Continua il mio personale viaggio nell'universo Bonelli, cogliendo l'occasione dalla mostra dedicata alla Sergio Bonelli Editore che è stata inaugurata venerdì 19 marzo al Palazzo delle Arti (Pan) di Napoli. La mostra si intitola "L'Audace Bonelli" e ripercorre con più di 200 tavole originali la storia della mitica casa editrice milanese. Come ho scritto nel precedente post, è grazie ai suoi personaggi se ho dedicato un blog ai fumetti.



Ricordo che all'età di 13 anni, mentre stavo leggendo un albo di Mister No, fui incuriosito dalla quarta di copertina, dove comparve la pubblicità di una nuova serie chiamata "Storia del West". Decisi di comprarne la prima uscita e fu il mio primo acquisto in edicola di un giornalino Bonelli: ancor oggi ricordo la gioia di avere fra le mani il numero 1. Ero entusiasta dell'idea che in una serie limitata in 75 numeri venisse raccontata tutta l'epopea della storia del west, ovvero che vi potessi rirovare tutti i luoghi e personaggi per me mitologici che avevo visto e rivisto nei film western.



La serie parte da un ragazzo, Brett MacDonald, che, appena sbarcato nel 1804 da una nave proveniente dall'Europa, si avventura subito nella grande spedizione esplorativa di Lewis e Clark che attraversò l'enorme territorio a ovest della costa atlantica fino a toccare il Pacifico. Mi colpirono subito i dettagli geografici e i bei paesaggi disegnati da Renzo Calegari e seguii la serie scritta da Gino D'Antonio fno alla sua conclusione ambientata nel 1890 con il massacro di Wounded Knee e con la grande gara per la conquista della terra in Oklahoma. Fu una lettura affascinante scoprire come la storia "privata" della famiglia MacDonald/Adams si intrecciasse con quella "pubblica" del Far West, incontrando personaggi come Kit Carsn, Buffalo Bill, Wyatt Earp, Toro Seduto, Geronimo, Cochise, Cavallo Pazzo e tanti altri.
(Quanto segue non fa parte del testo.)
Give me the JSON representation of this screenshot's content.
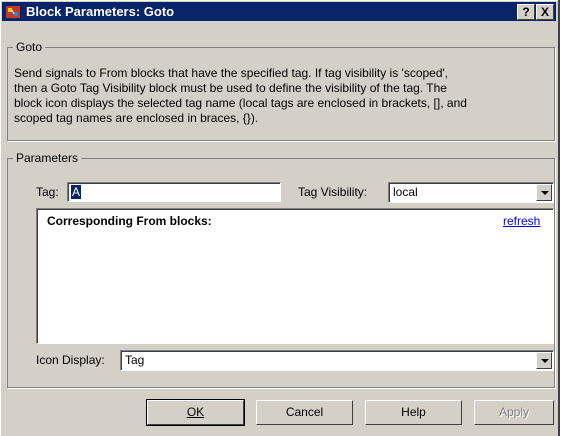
{
  "window": {
    "title": "Block Parameters: Goto",
    "help_button": "?",
    "close_button": "X"
  },
  "goto_group": {
    "legend": "Goto",
    "description_lines": [
      "Send signals to From blocks that have the specified tag.  If tag visibility is 'scoped',",
      "then a Goto Tag Visibility block must be used to define the visibility of the tag.  The",
      "block icon displays the selected tag name (local tags are enclosed in brackets, [], and",
      "scoped tag names are enclosed in braces, {})."
    ]
  },
  "parameters_group": {
    "legend": "Parameters",
    "tag_label": "Tag:",
    "tag_value": "A",
    "visibility_label": "Tag Visibility:",
    "visibility_value": "local",
    "from_blocks_header": "Corresponding From blocks:",
    "refresh_link": "refresh",
    "icon_display_label": "Icon Display:",
    "icon_display_value": "Tag"
  },
  "buttons": {
    "ok": "OK",
    "cancel": "Cancel",
    "help": "Help",
    "apply": "Apply"
  },
  "colors": {
    "title_bar": "#0a246a",
    "face": "#d4d0c8",
    "link": "#0000ee"
  }
}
Sergio Bonelli dichiarò che "Storia del West" è la serie di cui va più orgoglioso e a cui deve di più a livello personale. Tuttora per me rimane uno dei capolavori della casa editrice di via Buonarroti, una prova del fatto, se mai qualcuno avesse dei dubbi, che il fumetto seriale può raggiungere alti livelli di qualità, nelle storie e nei disegni. Gino D'Antonio, l'autore, e il ristretto staff di disegnatori (Calegari, Trevisan, Polese e Tarquinio) poterono lavorare con maggior tranquillità, senza l'assillo dell'uscita mensile, in quanto la serie originale venne pubblicata a partire dal 1967 nella Collana Rodeo, che era sì una pubblicazione mensile ma che non conteneva ogni mese una nuova avventura della famiglia MacDonald/Adams.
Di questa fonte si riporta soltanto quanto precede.